Sur les conclusions à fin d’injonction :
18. Aux termes de l’article L. 911-1 du code de justice administrative : « Lorsque sa décision implique nécessairement qu’une personne morale de droit public ou un organisme de droit privé chargé de la gestion d’un service public prenne une mesure d’exécution dans un sens déterminé, la juridiction, saisie de conclusions en ce sens, prescrit, par la même décision, cette mesure assortie, le cas échéant, d’un délai d’exécution. / La juridiction peut également prescrire d’office cette mesure. ». Et aux termes de l’article L. 911-2 du même code : « Lorsque sa décision implique nécessairement qu’une personne morale de droit public ou un organisme de droit privé chargé de la gestion d’un service public prenne à nouveau une décision après une nouvelle instruction, la juridiction, saisie de conclusions en ce sens, prescrit, par la même décision juridictionnelle, que cette nouvelle décision doit intervenir dans un délai déterminé. »
19. Aux termes de l’article L. 614-16 du code de l’entrée et du séjour des étrangers et du droit d’asile : « Si la décision portant obligation de quitter le territoire français est annulée, () l’étranger est muni d’une autorisation provisoire de séjour jusqu’à ce que l’autorité administrative ait à nouveau statué sur son cas. ».
20. Eu égard au motif d’annulation de la décision portant refus de séjour retenu, le présent jugement implique seulement que l’autorité administrative procède au réexamen de la demande de renouvellement de titre de séjour portant la mention « étudiant » de M. B. Il y a lieu d’enjoindre au préfet de Seine-et-Marne d’y procéder dans le délai de deux mois à compter de la notification du présent jugement, et de lui délivrer une autorisation provisoire de séjour dans l’attente de ce réexamen en application de l’article L. 614-16 du code de l’entrée et du séjour des étrangers et du droit d’asile, précité. Il n’y a pas lieu, à ce stade, d’assortir cette injonction d’une astreinte.
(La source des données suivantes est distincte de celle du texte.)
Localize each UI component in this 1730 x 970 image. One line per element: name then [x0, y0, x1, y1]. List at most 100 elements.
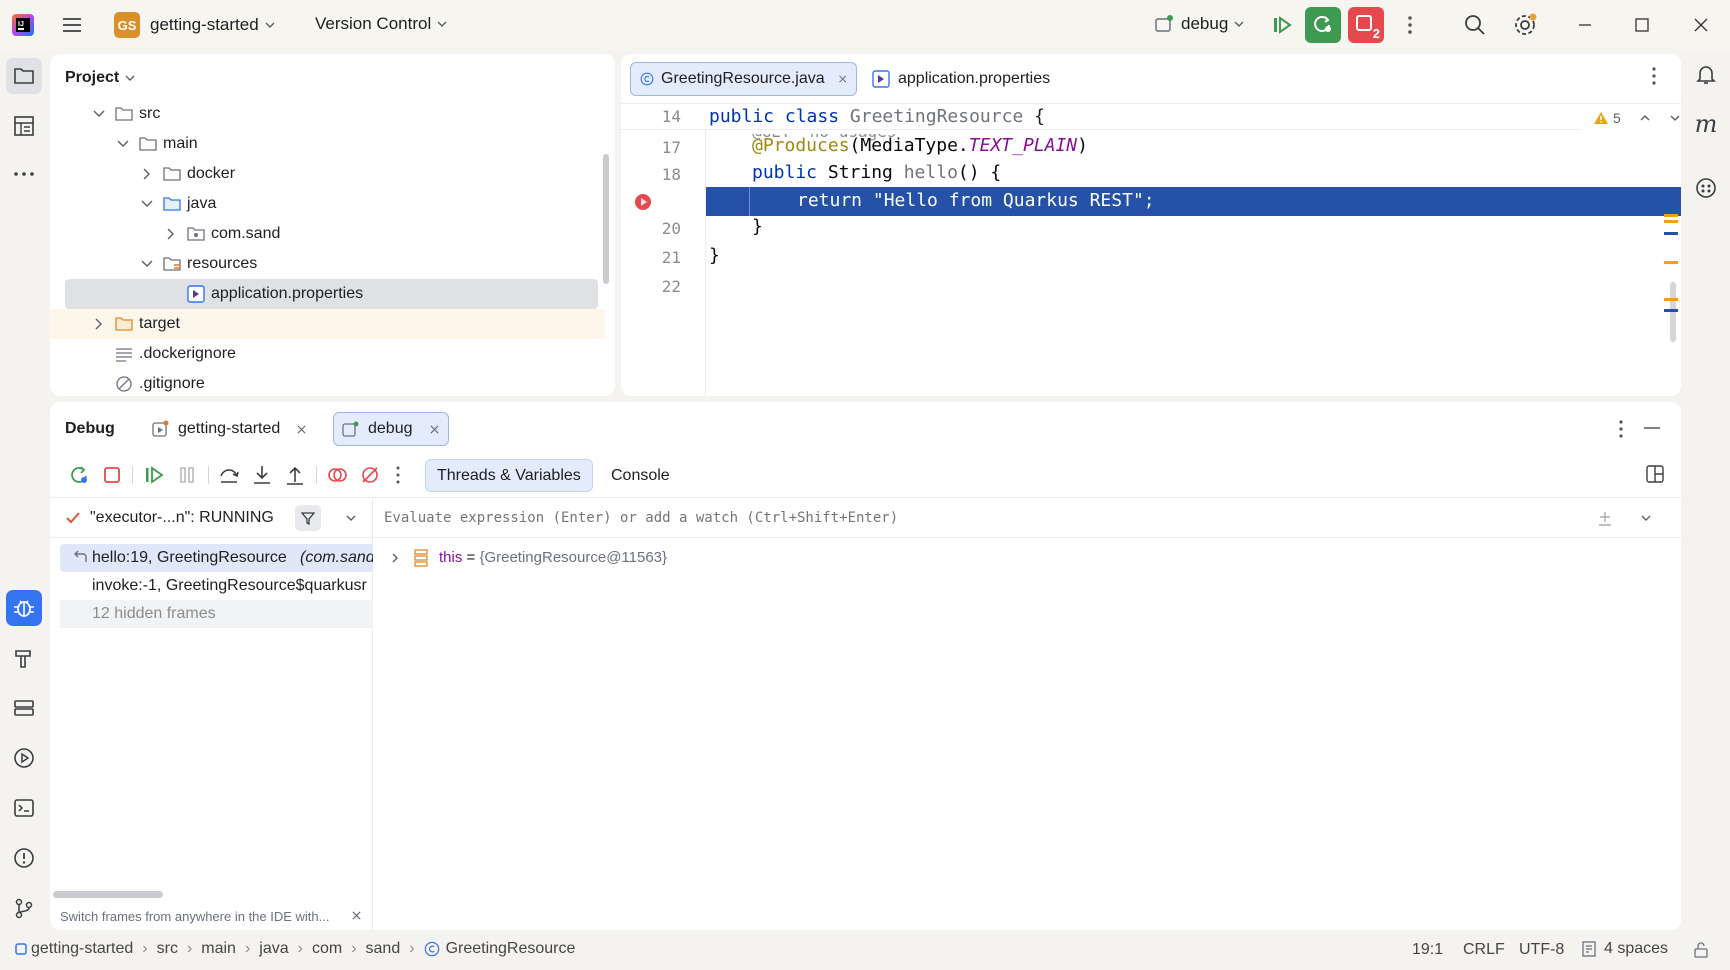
chevron-right-icon[interactable] — [140, 167, 154, 181]
chevron-down-icon[interactable] — [1669, 112, 1681, 124]
resume-button[interactable] — [1264, 7, 1300, 43]
hidden-frames-row[interactable]: 12 hidden frames — [60, 600, 373, 628]
more-vertical-icon[interactable] — [395, 464, 401, 486]
file-encoding[interactable]: UTF-8 — [1519, 941, 1564, 959]
intellij-logo-icon[interactable]: IJ — [12, 14, 34, 36]
problems-tool-button[interactable] — [6, 840, 42, 876]
chevron-right-icon[interactable] — [164, 227, 178, 241]
step-over-icon[interactable] — [218, 464, 240, 486]
stripe-marker-warning[interactable] — [1664, 298, 1678, 301]
stop-button[interactable]: 2 — [1348, 7, 1384, 43]
search-button[interactable] — [1457, 7, 1493, 43]
chevron-down-icon[interactable] — [116, 137, 130, 151]
more-actions-button[interactable] — [1392, 7, 1428, 43]
step-into-icon[interactable] — [251, 464, 273, 486]
more-tools-button[interactable] — [6, 156, 42, 192]
layout-icon[interactable] — [1645, 464, 1665, 484]
debug-session-tab-debug[interactable]: debug — [333, 412, 449, 446]
tab-application-properties[interactable]: application.properties — [872, 62, 1050, 96]
git-tool-button[interactable] — [6, 890, 42, 926]
tree-item-main[interactable]: main — [50, 129, 605, 159]
close-icon[interactable] — [429, 424, 440, 435]
debug-button[interactable] — [1305, 7, 1341, 43]
inspection-widget[interactable]: 5 — [1593, 110, 1681, 126]
notifications-button[interactable] — [1688, 56, 1724, 92]
step-out-icon[interactable] — [284, 464, 306, 486]
chevron-down-icon[interactable] — [140, 257, 154, 271]
maven-tool-button[interactable]: m — [1688, 106, 1724, 142]
tree-item-application-properties[interactable]: application.properties — [50, 279, 605, 309]
close-icon[interactable] — [351, 910, 362, 921]
debug-options-button[interactable] — [1618, 419, 1624, 439]
maximize-button[interactable] — [1624, 7, 1660, 43]
tree-item-dockerignore[interactable]: .dockerignore — [50, 339, 605, 369]
line-separator[interactable]: CRLF — [1463, 941, 1505, 959]
stripe-marker-warning[interactable] — [1664, 261, 1678, 264]
frames-h-scrollbar[interactable] — [53, 891, 163, 898]
unlock-icon[interactable] — [1694, 942, 1708, 958]
project-scrollbar[interactable] — [603, 154, 609, 284]
chevron-right-icon[interactable] — [389, 552, 401, 564]
resume-icon[interactable] — [143, 464, 165, 486]
copilot-tool-button[interactable] — [1688, 170, 1724, 206]
stripe-marker-current[interactable] — [1664, 309, 1678, 312]
filter-frames-button[interactable] — [295, 505, 321, 531]
close-window-button[interactable] — [1683, 7, 1719, 43]
rerun-icon[interactable] — [68, 464, 90, 486]
tree-item-resources[interactable]: resources — [50, 249, 605, 279]
chevron-down-icon[interactable] — [1640, 512, 1652, 524]
breakpoint-icon[interactable] — [633, 192, 653, 212]
frame-row[interactable]: invoke:-1, GreetingResource$quarkusr — [60, 572, 373, 600]
variable-row[interactable]: this = {GreetingResource@11563} — [374, 544, 1681, 572]
debug-session-tab-getting-started[interactable]: getting-started — [144, 412, 315, 446]
chevron-down-icon[interactable] — [140, 197, 154, 211]
settings-button[interactable] — [1507, 7, 1543, 43]
pause-icon[interactable] — [176, 464, 198, 486]
services-tool-button[interactable] — [6, 690, 42, 726]
mute-breakpoints-icon[interactable] — [359, 464, 381, 486]
stripe-marker-warning[interactable] — [1664, 220, 1678, 223]
hide-panel-button[interactable] — [1644, 426, 1660, 430]
tab-threads-variables[interactable]: Threads & Variables — [425, 459, 593, 492]
caret-position[interactable]: 19:1 — [1412, 941, 1443, 959]
editor-scrollbar[interactable] — [1670, 282, 1676, 342]
breadcrumb-item[interactable]: sand — [366, 940, 401, 958]
chevron-right-icon[interactable] — [92, 317, 106, 331]
breadcrumb-item[interactable]: com — [312, 940, 342, 958]
evaluate-expression-input[interactable] — [384, 505, 1464, 531]
project-switcher[interactable]: GS getting-started — [114, 12, 275, 38]
code-area[interactable]: 17 @Produces(MediaType.TEXT_PLAIN) 18 pu… — [621, 132, 1681, 396]
chevron-down-icon[interactable] — [345, 512, 357, 524]
tree-item-gitignore[interactable]: .gitignore — [50, 369, 605, 396]
stop-icon[interactable] — [101, 464, 123, 486]
view-breakpoints-icon[interactable] — [326, 464, 348, 486]
tree-item-docker[interactable]: docker — [50, 159, 605, 189]
indent-settings[interactable]: 4 spaces — [1582, 940, 1668, 958]
main-menu-icon[interactable] — [54, 7, 90, 43]
tab-greetingresource-java[interactable]: GreetingResource.java — [630, 62, 857, 96]
build-tool-button[interactable] — [6, 640, 42, 676]
frame-row-selected[interactable]: hello:19, GreetingResource (com.sand — [60, 544, 373, 572]
run-config-selector[interactable]: debug — [1153, 13, 1244, 35]
breadcrumb-item[interactable]: getting-started — [31, 940, 133, 958]
close-icon[interactable] — [296, 424, 307, 435]
stripe-marker-current[interactable] — [1664, 232, 1678, 235]
editor-tabs-menu-button[interactable] — [1651, 66, 1657, 86]
chevron-up-icon[interactable] — [1639, 112, 1651, 124]
tree-item-java[interactable]: java — [50, 189, 605, 219]
version-control-menu[interactable]: Version Control — [315, 14, 447, 34]
tab-console[interactable]: Console — [602, 459, 679, 492]
project-tool-button[interactable] — [6, 58, 42, 94]
add-watch-icon[interactable] — [1596, 510, 1614, 528]
stripe-marker-warning[interactable] — [1664, 214, 1678, 217]
terminal-tool-button[interactable] — [6, 790, 42, 826]
sticky-header[interactable]: 14 public class GreetingResource { — [621, 104, 1579, 130]
breadcrumb-item[interactable]: main — [201, 940, 236, 958]
structure-tool-button[interactable] — [6, 108, 42, 144]
tree-item-target[interactable]: target — [50, 309, 605, 339]
chevron-down-icon[interactable] — [92, 107, 106, 121]
tree-item-com-sand[interactable]: com.sand — [50, 219, 605, 249]
close-icon[interactable] — [838, 73, 847, 85]
minimize-button[interactable] — [1567, 7, 1603, 43]
project-view-selector[interactable]: Project — [65, 69, 135, 87]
Sur les frais de procédure :
21. Il y a lieu, dans les circonstances de l’espèce, de mettre à la charge de l’État la somme de 1 200 euros à verser à M. B au titre des dispositions de l’article L. 761-1 du code de justice administrative.
D E C I D E :
Article 1er : Les décisions du 7 décembre 2023 par laquelle le préfet de Seine-et-Marne a refusé le renouvellement du titre de séjour « étudiant » de M. B, et celles portant obligation de quitter le territoire français dans un délai de trente jours, et fixant le pays à destination duquel il est susceptible d’être éloigné sont annulées.
Article 2 : Il est enjoint au préfet de Seine-et-Marne de réexaminer la demande de renouvellement du titre de séjour « étudiant » de M. B dans le délai de deux mois à compter de la notification du présent jugement et de lui délivrer une autorisation provisoire de séjour dans l’attente de ce réexamen.
Article 3 : L’Etat versera à M. B la somme de 1 200 euros en application de l’article L. 761-1 du code de justice administrative.
Article 4 : Le surplus des conclusions de la requête est rejeté.
Article 5 : Le présent jugement sera notifié à M. C B et au préfet de Seine-et-Marne.
Copie en sera adressée, pour information, au ministre de l’intérieur, ministre d’État.
Délibéré après l’audience du 9 septembre 2025, à laquelle siégeaient :
Mme Gougot, présidente,
M. Combier, conseiller,
Mme Prissette, conseillère.
Rendu public par mise à disposition au greffe le 24 septembre 2025.
Le rapporteur,
D. COMBIER
La présidente,
I. GOUGOT
La greffière,
M. A
La République mande et ordonne au préfet de Seine-et-Marne en ce qui le concerne ou à tous commissaires de justice à ce requis en ce qui concerne les voies de droit commun, contre les parties privées, de pourvoir à l’exécution de la présente décision.